Furthermore, since we’ve assumed that the each random variable has a finite third moment $\mu_{3}$ Proposition @ref{prp:charmom) also assures us that the third derivative of $\phi$ at $u=0$ is bounded. This allows us to use Taylors theorem to write

$\phi(u)=\phi(0)+\phi^{\prime}(0)u+\phi^{\prime\prime}(0)\frac{u^{2}}{2}+\mathcal{O}(u^{3})=1-\frac{u^{2}}{2}+\mathcal{O}(u^{3})$

where $\mathcal{O}(u^{3})$ signifies the contribution of the expression that can be bounded by a multiple of $u^{3}.$ In particular

$\phi_{A_{n}}(u)=\Biggl[1-\frac{u^{2}}{2n}+\mathcal{O}\left(\left(\frac{u}{\sqrt{n}}\right)^{3}\right)\Biggr]^{n}$

Now a standard result from mathematical analysis of sequences tells us that if $(a_{n})_{n\ge 1}$ is a convergent sequence of real numbers such that $a_{n}\to a$ and $n\to \infty,$ then

$\left(1+\frac{a_{n}}{n}\right)^{n}\to \exp(a)\quad {\rm{as}}\,\,\, n\to \infty.$

In our case we can define

$a_{n}=-\frac{u^{2}}{2}+\mathcal{O}\left(\frac{u^{3}}{\sqrt{n}}\right)\quad {\rm{for}}\,\,{\rm{which}}\,\,{\rm{we}}\,\,{\rm{have}}\,\, a_{n}\to -\frac{u^{2}}{2},$

and so, this allows us to conclude

$\lim_{n\to \infty}\phi_{A_{n}}(u)=\lim_{n\to \infty}\left(1+\frac{a_{n}}{n}\right)^{n}=\exp\left(-\frac{u^{2}}{2}\right).$

We recognise this to be the characteristic function of the standard normal random variable and this observation, combined with Theorem 2.3 completes the proof. $\square.$

2.11 A Promise Kept

Earlier in this chapter I mention that it is possible to have two random variables where there is clear dependency yet this is not reflected in the covariance measure; which is zero!

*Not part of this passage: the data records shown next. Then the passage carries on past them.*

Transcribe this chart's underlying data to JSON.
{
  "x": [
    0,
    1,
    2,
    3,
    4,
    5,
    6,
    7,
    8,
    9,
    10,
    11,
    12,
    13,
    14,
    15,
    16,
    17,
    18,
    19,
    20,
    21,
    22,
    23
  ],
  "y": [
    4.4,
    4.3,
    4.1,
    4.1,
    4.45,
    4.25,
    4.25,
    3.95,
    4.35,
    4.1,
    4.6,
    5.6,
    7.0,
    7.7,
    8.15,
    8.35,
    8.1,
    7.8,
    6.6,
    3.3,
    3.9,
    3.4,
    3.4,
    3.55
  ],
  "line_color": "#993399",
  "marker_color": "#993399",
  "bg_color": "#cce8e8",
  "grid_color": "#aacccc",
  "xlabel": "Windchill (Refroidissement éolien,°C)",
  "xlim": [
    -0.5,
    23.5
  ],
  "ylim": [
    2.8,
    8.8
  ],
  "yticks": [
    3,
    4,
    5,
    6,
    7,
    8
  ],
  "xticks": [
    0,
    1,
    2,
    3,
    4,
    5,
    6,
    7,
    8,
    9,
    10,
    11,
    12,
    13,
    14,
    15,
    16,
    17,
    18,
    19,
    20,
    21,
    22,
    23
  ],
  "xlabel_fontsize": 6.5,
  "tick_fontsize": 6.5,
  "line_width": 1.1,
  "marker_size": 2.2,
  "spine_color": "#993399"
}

Here is an example to illustrate this. Let $X\sim N(0,1)$ be a standard normal random variable and let $Y=X^{2}.$ Of course, the outcome of $Y$ is absolutely $100\%$ dependent on the outcome of $X.$ Now famously, the standard normal distribution is symmetric about zero, this means that its third moment (used in the measure of skewness) is zero, so this means the random variable $X$ satisfies $\mathbb{E}[X]=\mathbb{E}[X^{3}]=0.$ OK, let us test the covariance measure between $X$ and $Y$ :

${\rm{cov}}(X,Y)=\mathbb{E}[XY]-\mathbb{E}[X]\mathbb{E}[Y]=\mathbb{E}[X^{3}]-\mathbb{E}[X]\mathbb{E}[X^{2}]=0!$

So, be warned, a zero covariance measure is not necessarily a signal of independence (even though independence certainly is a signal of zeron covariance).

References

Berger, M. A. 1992. An Introduction to Probability and Stochastic Processes. 2nd ed. Springer Texts in Statistics,Springer.